White then campaigned against Jewish immigration from Russia, and as an agent of Baron de Hirsch he went to Russia to try to persuade the Tsar's government to found a Jewish colony in Argentina. A eugenicist, White felt that Jewish immigration was reducing England to the world's ‘rubbish heap’.

Geoffrey Alderman has argued that after visiting Russia in 1890, White transitioned towards a stance of virulent racial antisemitism, arguing that the problem of Jews in the UK was ‘not…of numbers, nor of habits, nor of occupations…but the fact that, good, or bad or indifferent the orthodox immigrants belong to a race and cling to a community that prefers to remain aloof from the mainstream of our national life, by shunning intermarriage with Anglo-Saxons’.

In 1899 he published the book The Modern Jew (London, W. Heinemann).
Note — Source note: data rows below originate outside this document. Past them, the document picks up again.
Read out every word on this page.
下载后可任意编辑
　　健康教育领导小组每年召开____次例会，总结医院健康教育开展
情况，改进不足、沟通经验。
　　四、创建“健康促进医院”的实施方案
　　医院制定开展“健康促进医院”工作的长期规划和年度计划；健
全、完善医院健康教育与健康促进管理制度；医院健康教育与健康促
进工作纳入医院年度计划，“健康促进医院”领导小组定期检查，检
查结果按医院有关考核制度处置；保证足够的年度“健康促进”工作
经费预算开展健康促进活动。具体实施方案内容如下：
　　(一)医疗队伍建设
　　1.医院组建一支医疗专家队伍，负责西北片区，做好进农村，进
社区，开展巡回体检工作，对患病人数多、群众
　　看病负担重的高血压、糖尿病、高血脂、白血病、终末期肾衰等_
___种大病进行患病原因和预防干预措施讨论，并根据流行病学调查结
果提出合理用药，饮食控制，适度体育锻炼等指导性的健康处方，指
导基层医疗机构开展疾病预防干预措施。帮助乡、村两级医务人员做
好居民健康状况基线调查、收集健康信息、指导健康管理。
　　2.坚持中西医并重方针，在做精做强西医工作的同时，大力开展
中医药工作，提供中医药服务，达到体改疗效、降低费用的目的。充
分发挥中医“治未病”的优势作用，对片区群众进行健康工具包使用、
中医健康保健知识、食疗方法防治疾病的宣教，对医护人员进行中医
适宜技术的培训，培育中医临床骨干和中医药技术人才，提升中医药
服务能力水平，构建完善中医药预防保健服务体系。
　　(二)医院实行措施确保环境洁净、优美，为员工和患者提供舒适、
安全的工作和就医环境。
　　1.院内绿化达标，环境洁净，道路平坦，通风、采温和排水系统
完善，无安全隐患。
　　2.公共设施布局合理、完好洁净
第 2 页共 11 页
In 1900 White visited the Mediterranean Fleet of the Royal Navy as the guest of Admiral Lord Charles Beresford and in June 1901 he sent the Daily Mail a private letter from Beresford's which complained about naval deficiencies. White was also friends with Admiral Sir John Fisher, who shared an antagonism towards the new German High Fleet. White wrote an article which favoured a preventative attack on this fleet in its harbours which angered the Kaiser and Arthur Balfour. When some English journalists visited Germany in a goodwill mission in April 1907 the Kaiser insisted on White's exclusion.

In 1901 appeared Efficiency and Empire, which is White's best-known book.

In 1903 White was sent to Brixton Prison in contempt of court when he wrote in August 1903 an article for The Sun on the fraudster Whitaker Wright whilst the case was sub judice.

White stood unsuccessfully as an independent for Londonderry North in the 1906 general election.

==Journalism==
In 1907 he began his column in the weekly newspaper The Referee, writing under the name Vanoc. He also sat on the council for the Eugenics Education Society and supported compulsory military service, which led to the Duke of Bedford becoming his patron.

During the Great War, he wrote The Hidden Hand, which claimed to have uncovered a plot to Germanize Britain. He died in 1925 and requested in his will that on his grave there would be a plain wooden cross inscribed with his name, date of death and the words ‘for England’.